Was für ein misstrauischer Mensch! Glaubte er etwa, sie würde in seinen Akten herumwühlen oder wichtige Dokumente verschwinden lassen?
»Gnädiger Herr, da ist eine Angestellte von Frau Scherer angekommen«, meldete der herbeigerufene Hausdiener.
»Gerti!«, rief Kitty erfreut. »Meine Angestellte hat eine Ausbildung zur Sekretärin absolviert, du kannst ihr gleich in die Schreibmaschine diktieren.«
Ernst von Klippstein warf resigniert die Wolldecke beiseite, ließ sich die Hausschuhe an die Füße stecken und erhob sich stöhnend. Julius hatte die überraschte Gerti inzwischen ins Büro geführt, und Kitty konnte durch den Türspalt sehen, dass sie bereits erwartungsvoll an der Schreibmaschine saß.
»Kennen wir uns nicht?«, hörte Kitty Klippstein mürrisch fragen.

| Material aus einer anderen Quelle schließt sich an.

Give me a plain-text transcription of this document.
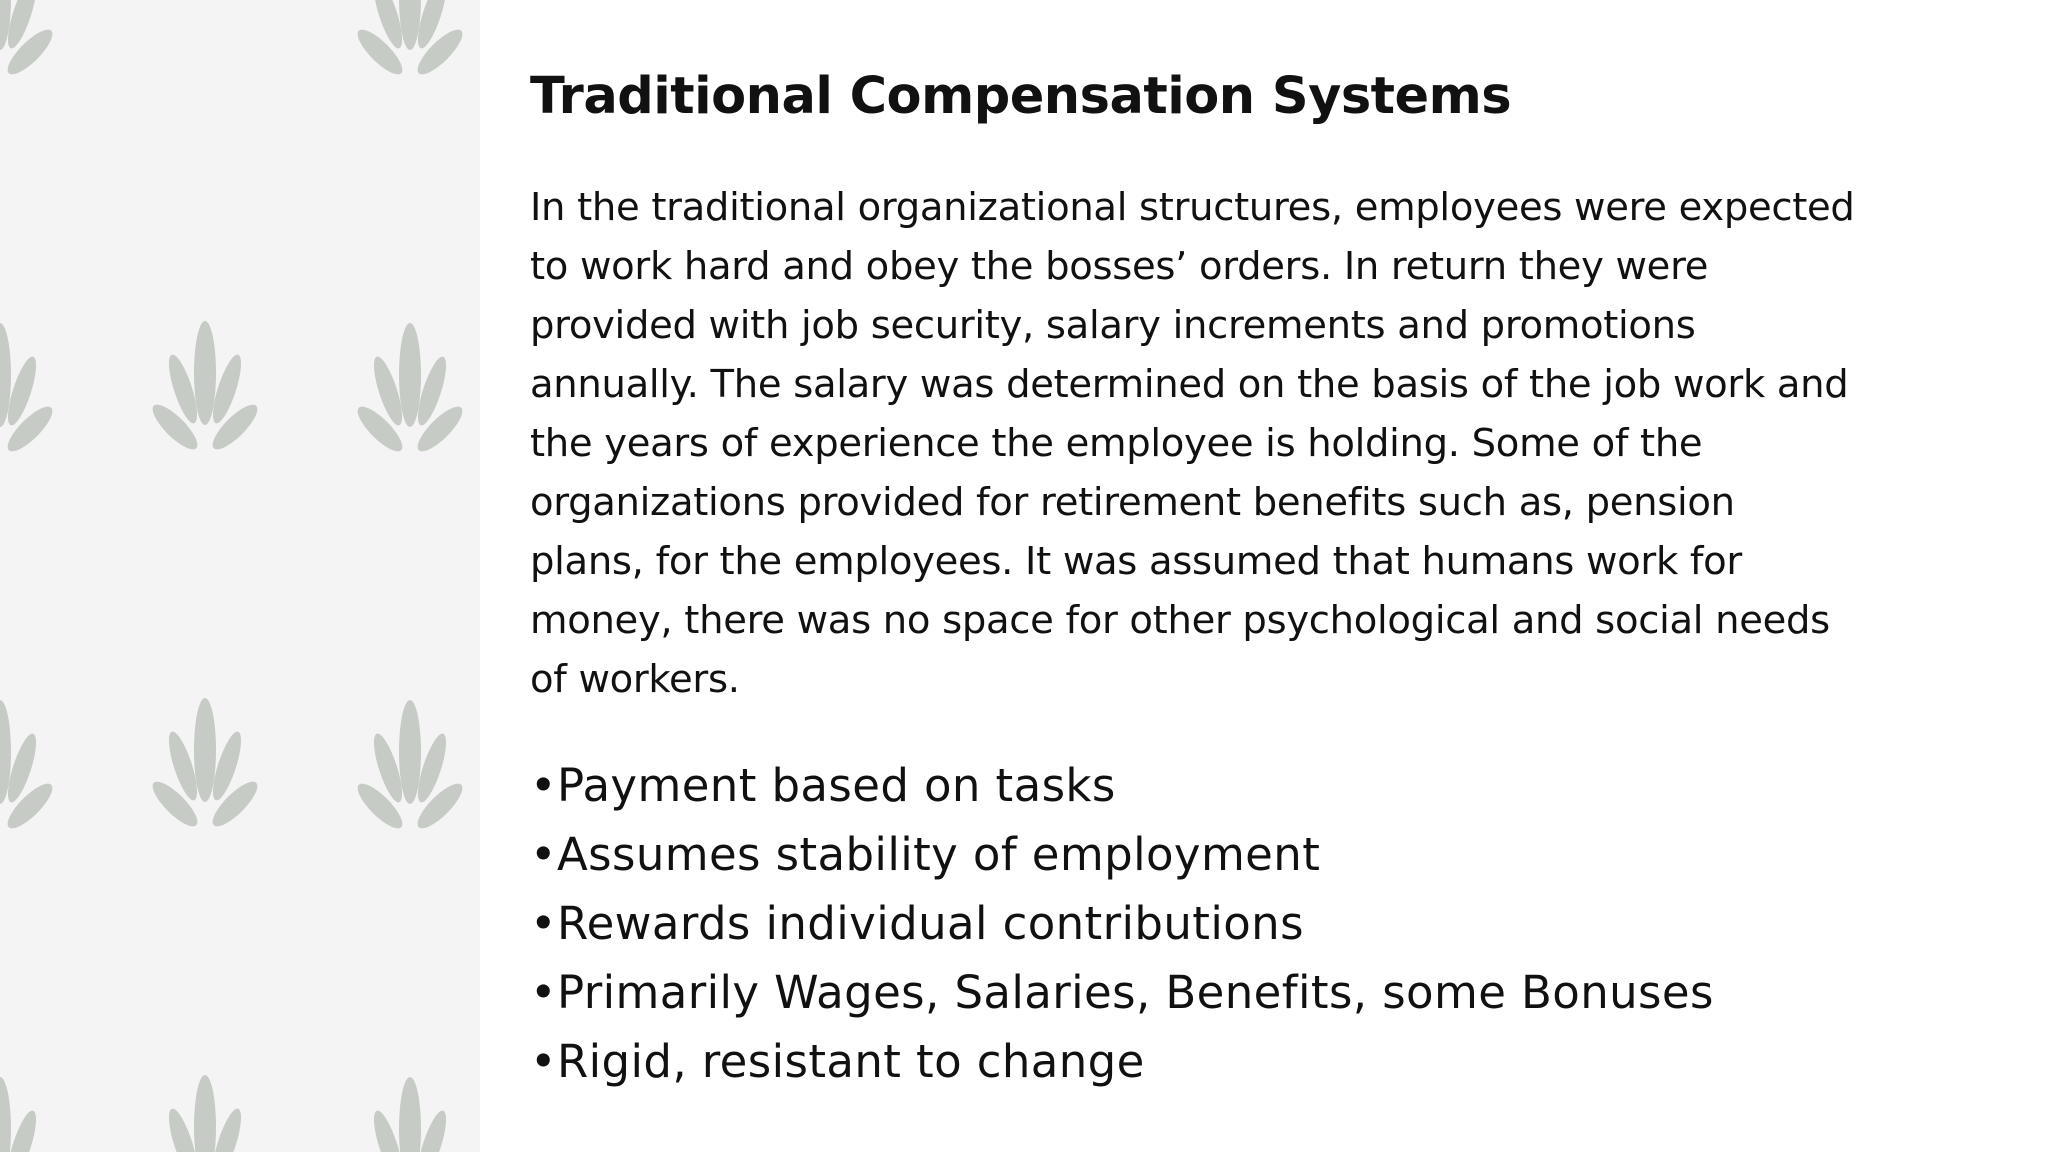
Traditional Compensation Systems

In the traditional organizational structures, employees were expected
to work hard and obey the bosses’ orders. In return they were
provided with job security, salary increments and promotions
annually. The salary was determined on the basis of the job work and
the years of experience the employee is holding. Some of the
organizations provided for retirement benefits such as, pension
plans, for the employees. It was assumed that humans work for
money, there was no space for other psychological and social needs
of workers.

•Payment based on tasks
•Assumes stability of employment
•Rewards individual contributions
•Primarily Wages, Salaries, Benefits, some Bonuses
•Rigid, resistant to change
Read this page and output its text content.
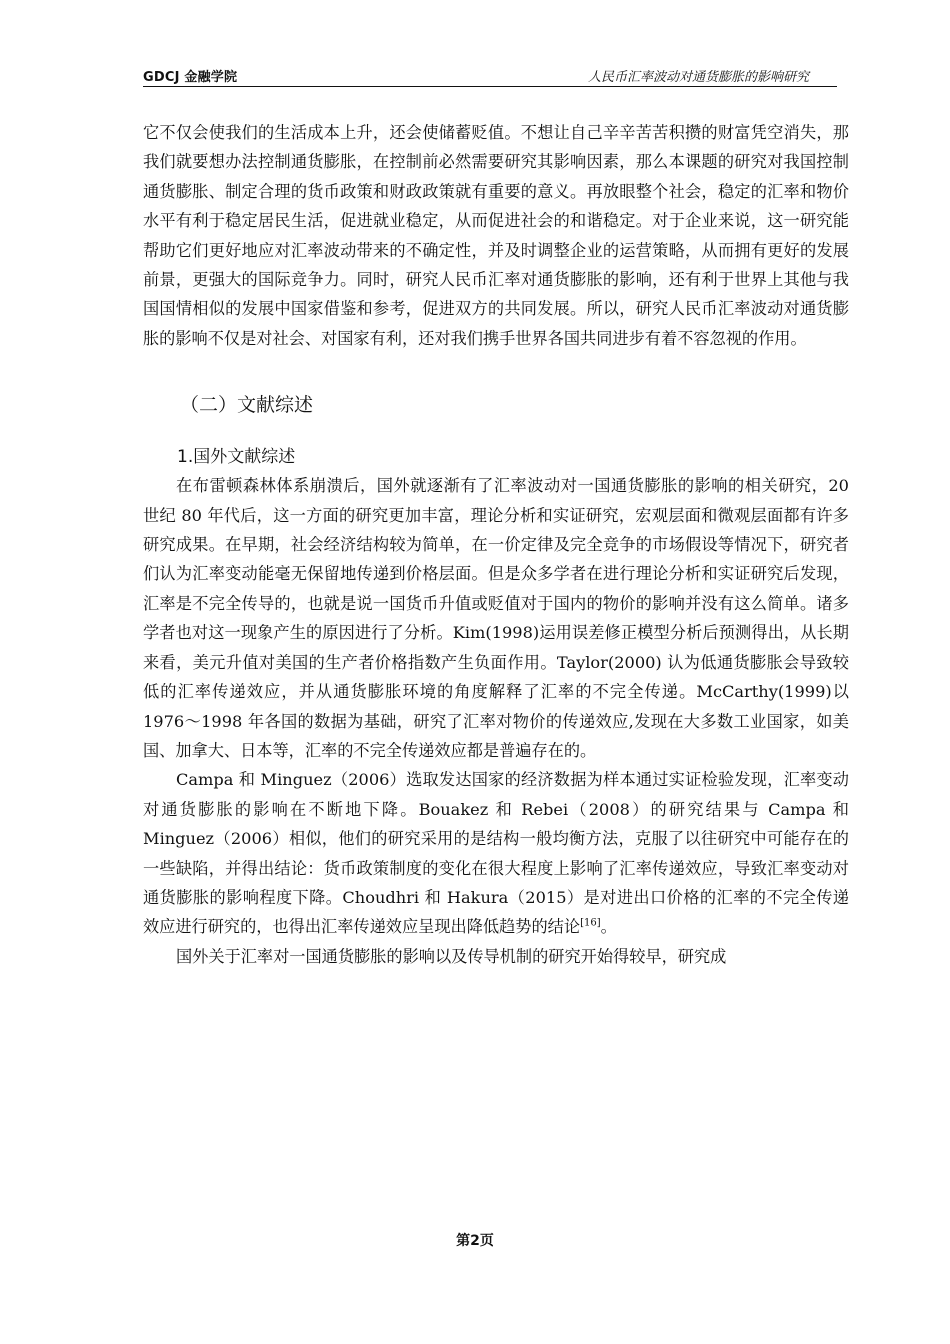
GDCJ 金融学院	人民币汇率波动对通货膨胀的影响研究

它不仅会使我们的生活成本上升，还会使储蓄贬值。不想让自己辛辛苦苦积攒的财富凭空消失，那我们就要想办法控制通货膨胀，在控制前必然需要研究其影响因素，那么本课题的研究对我国控制通货膨胀、制定合理的货币政策和财政政策就有重要的意义。再放眼整个社会，稳定的汇率和物价水平有利于稳定居民生活，促进就业稳定，从而促进社会的和谐稳定。对于企业来说，这一研究能帮助它们更好地应对汇率波动带来的不确定性，并及时调整企业的运营策略，从而拥有更好的发展前景，更强大的国际竞争力。同时，研究人民币汇率对通货膨胀的影响，还有利于世界上其他与我国国情相似的发展中国家借鉴和参考，促进双方的共同发展。所以，研究人民币汇率波动对通货膨胀的影响不仅是对社会、对国家有利，还对我们携手世界各国共同进步有着不容忽视的作用。

（二）文献综述
1.国外文献综述

在布雷顿森林体系崩溃后，国外就逐渐有了汇率波动对一国通货膨胀的影响的相关研究，20 世纪 80 年代后，这一方面的研究更加丰富，理论分析和实证研究，宏观层面和微观层面都有许多研究成果。在早期，社会经济结构较为简单，在一价定律及完全竞争的市场假设等情况下，研究者们认为汇率变动能毫无保留地传递到价格层面。但是众多学者在进行理论分析和实证研究后发现，汇率是不完全传导的，也就是说一国货币升值或贬值对于国内的物价的影响并没有这么简单。诸多学者也对这一现象产生的原因进行了分析。Kim(1998)运用误差修正模型分析后预测得出，从长期来看，美元升值对美国的生产者价格指数产生负面作用。Taylor(2000) 认为低通货膨胀会导致较低的汇率传递效应，并从通货膨胀环境的角度解释了汇率的不完全传递。McCarthy(1999)以 1976～1998 年各国的数据为基础，研究了汇率对物价的传递效应,发现在大多数工业国家，如美国、加拿大、日本等，汇率的不完全传递效应都是普遍存在的。

Campa 和 Minguez（2006）选取发达国家的经济数据为样本通过实证检验发现，汇率变动对通货膨胀的影响在不断地下降。Bouakez 和 Rebei（2008）的研究结果与 Campa 和 Minguez（2006）相似，他们的研究采用的是结构一般均衡方法，克服了以往研究中可能存在的一些缺陷，并得出结论：货币政策制度的变化在很大程度上影响了汇率传递效应，导致汇率变动对通货膨胀的影响程度下降。Choudhri 和 Hakura（2015）是对进出口价格的汇率的不完全传递效应进行研究的，也得出汇率传递效应呈现出降低趋势的结论[16]。

国外关于汇率对一国通货膨胀的影响以及传导机制的研究开始得较早，研究成

第2页
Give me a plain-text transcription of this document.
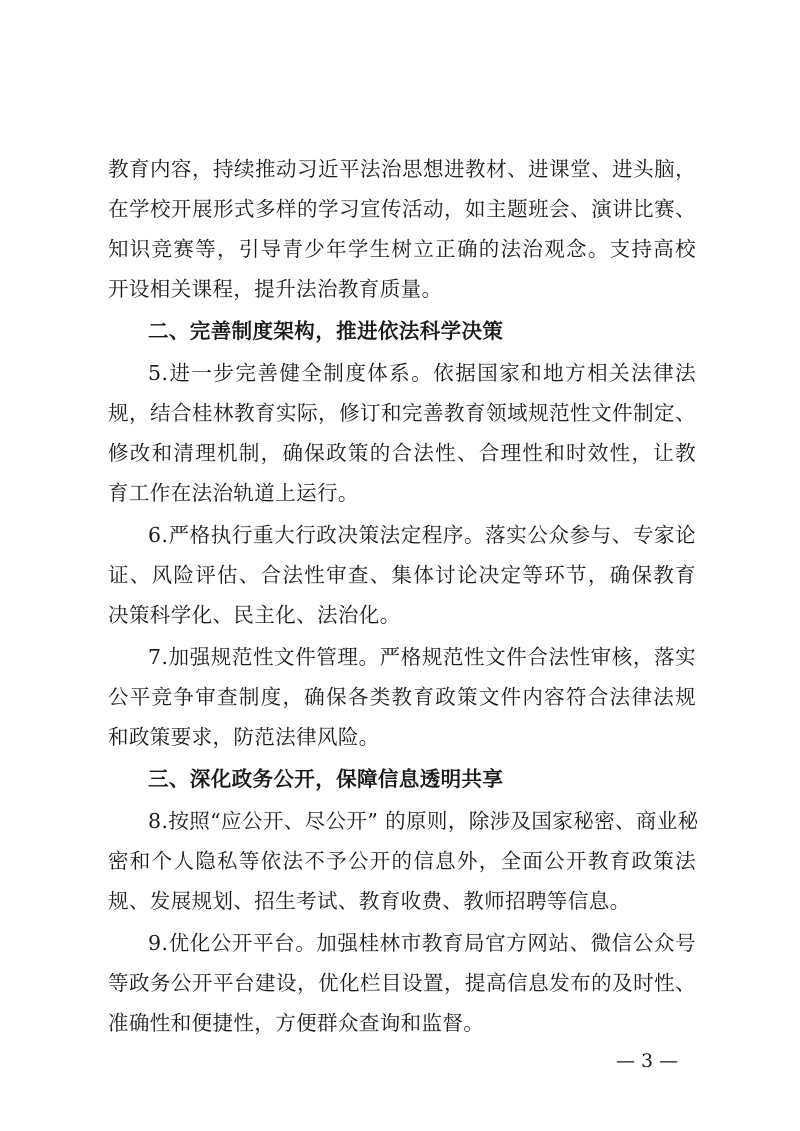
教育内容，持续推动习近平法治思想进教材、进课堂、进头脑，
在学校开展形式多样的学习宣传活动，如主题班会、演讲比赛、
知识竞赛等，引导青少年学生树立正确的法治观念。支持高校
开设相关课程，提升法治教育质量。
二、完善制度架构，推进依法科学决策
5.进一步完善健全制度体系。依据国家和地方相关法律法
规，结合桂林教育实际，修订和完善教育领域规范性文件制定、
修改和清理机制，确保政策的合法性、合理性和时效性，让教
育工作在法治轨道上运行。
6.严格执行重大行政决策法定程序。落实公众参与、专家论
证、风险评估、合法性审查、集体讨论决定等环节，确保教育
决策科学化、民主化、法治化。
7.加强规范性文件管理。严格规范性文件合法性审核，落实
公平竞争审查制度，确保各类教育政策文件内容符合法律法规
和政策要求，防范法律风险。
三、深化政务公开，保障信息透明共享
8.按照“应公开、尽公开” 的原则，除涉及国家秘密、商业秘
密和个人隐私等依法不予公开的信息外，全面公开教育政策法
规、发展规划、招生考试、教育收费、教师招聘等信息。
9.优化公开平台。加强桂林市教育局官方网站、微信公众号
等政务公开平台建设，优化栏目设置，提高信息发布的及时性、
准确性和便捷性，方便群众查询和监督。
— 3 —
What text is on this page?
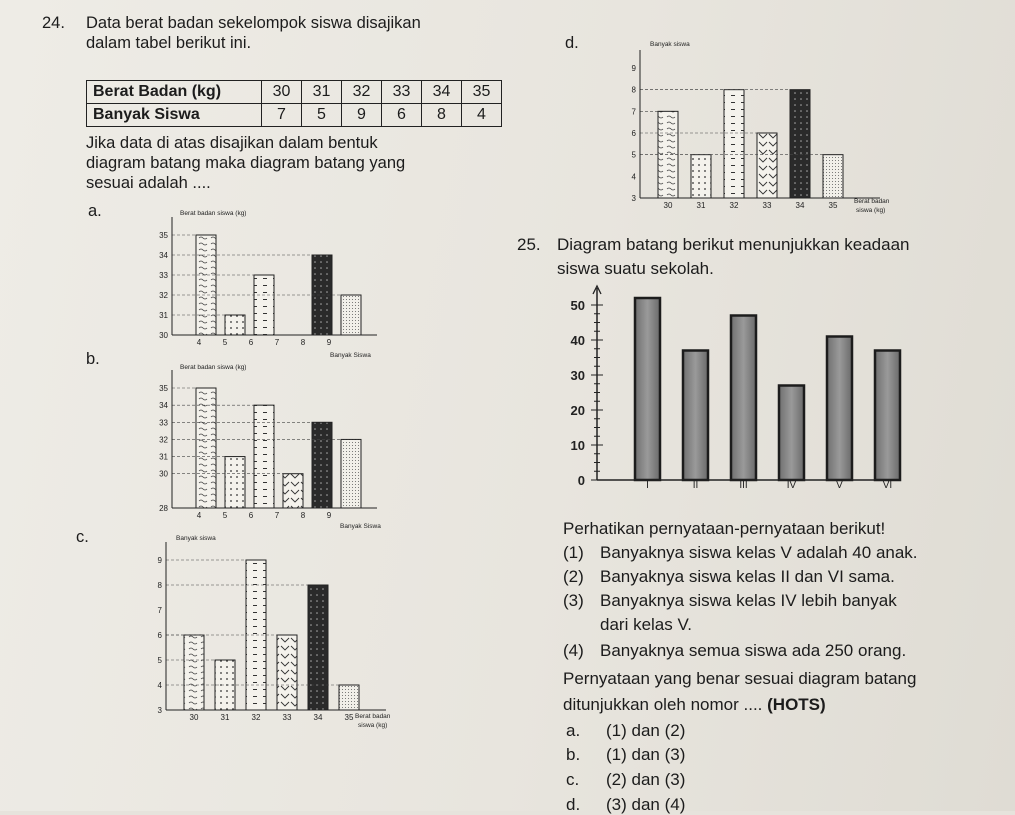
24. Data berat badan sekelompok siswa disajikan
dalam tabel berikut ini.
Berat Badan (kg)	30	31	32	33	34	35
Banyak Siswa	7	5	9	6	8	4
Jika data di atas disajikan dalam bentuk
diagram batang maka diagram batang yang
sesuai adalah ....
a.
b.
c.
d.
Berat badan siswa (kg)
Banyak Siswa
30
31
32
33
34
35
4	5	6	7	8	9
Berat badan siswa (kg)
Banyak Siswa
28
30
31
32
33
34
35
4	5	6	7	8	9
Banyak siswa
Berat badan
siswa (kg)
3
4
5
6
7
8
9
30	31	32	33	34	35
Banyak siswa
Berat badan
siswa (kg)
3
4
5
6
7
8
9
30	31	32	33	34	35
25. Diagram batang berikut menunjukkan keadaan
siswa suatu sekolah.
0
10
20
30
40
50
I	II	III	IV	V	VI
Perhatikan pernyataan-pernyataan berikut!
(1) Banyaknya siswa kelas V adalah 40 anak.
(2) Banyaknya siswa kelas II dan VI sama.
(3) Banyaknya siswa kelas IV lebih banyak
dari kelas V.
(4) Banyaknya semua siswa ada 250 orang.
Pernyataan yang benar sesuai diagram batang
ditunjukkan oleh nomor .... (HOTS)
a. (1) dan (2)
b. (1) dan (3)
c. (2) dan (3)
d. (3) dan (4)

»Das wäre durchaus möglich … Vielleicht haben Sie mich bei einem Besuch in Augsburg gesehen. Ich arbeite in der Tuchvilla. Aber ich habe einen Sekretärinnenkurs abgeschlossen und gedenke, mich zu verändern.«
Er ließ sich auf einem Stuhl nieder und schloss die Tür zur Bibliothek mit einem Fußtritt. Ziemlich unfreundlich, fand Kitty. Die Hauptsache aber war, dass er aufhörte, sich wie ein verstockter kleiner Junge zu benehmen.
Man vernahm Maschinengeklapper und Klippsteins heisere Stimme, dann wurde ein Blatt aus der Maschine herausgerissen und weitergeklappert.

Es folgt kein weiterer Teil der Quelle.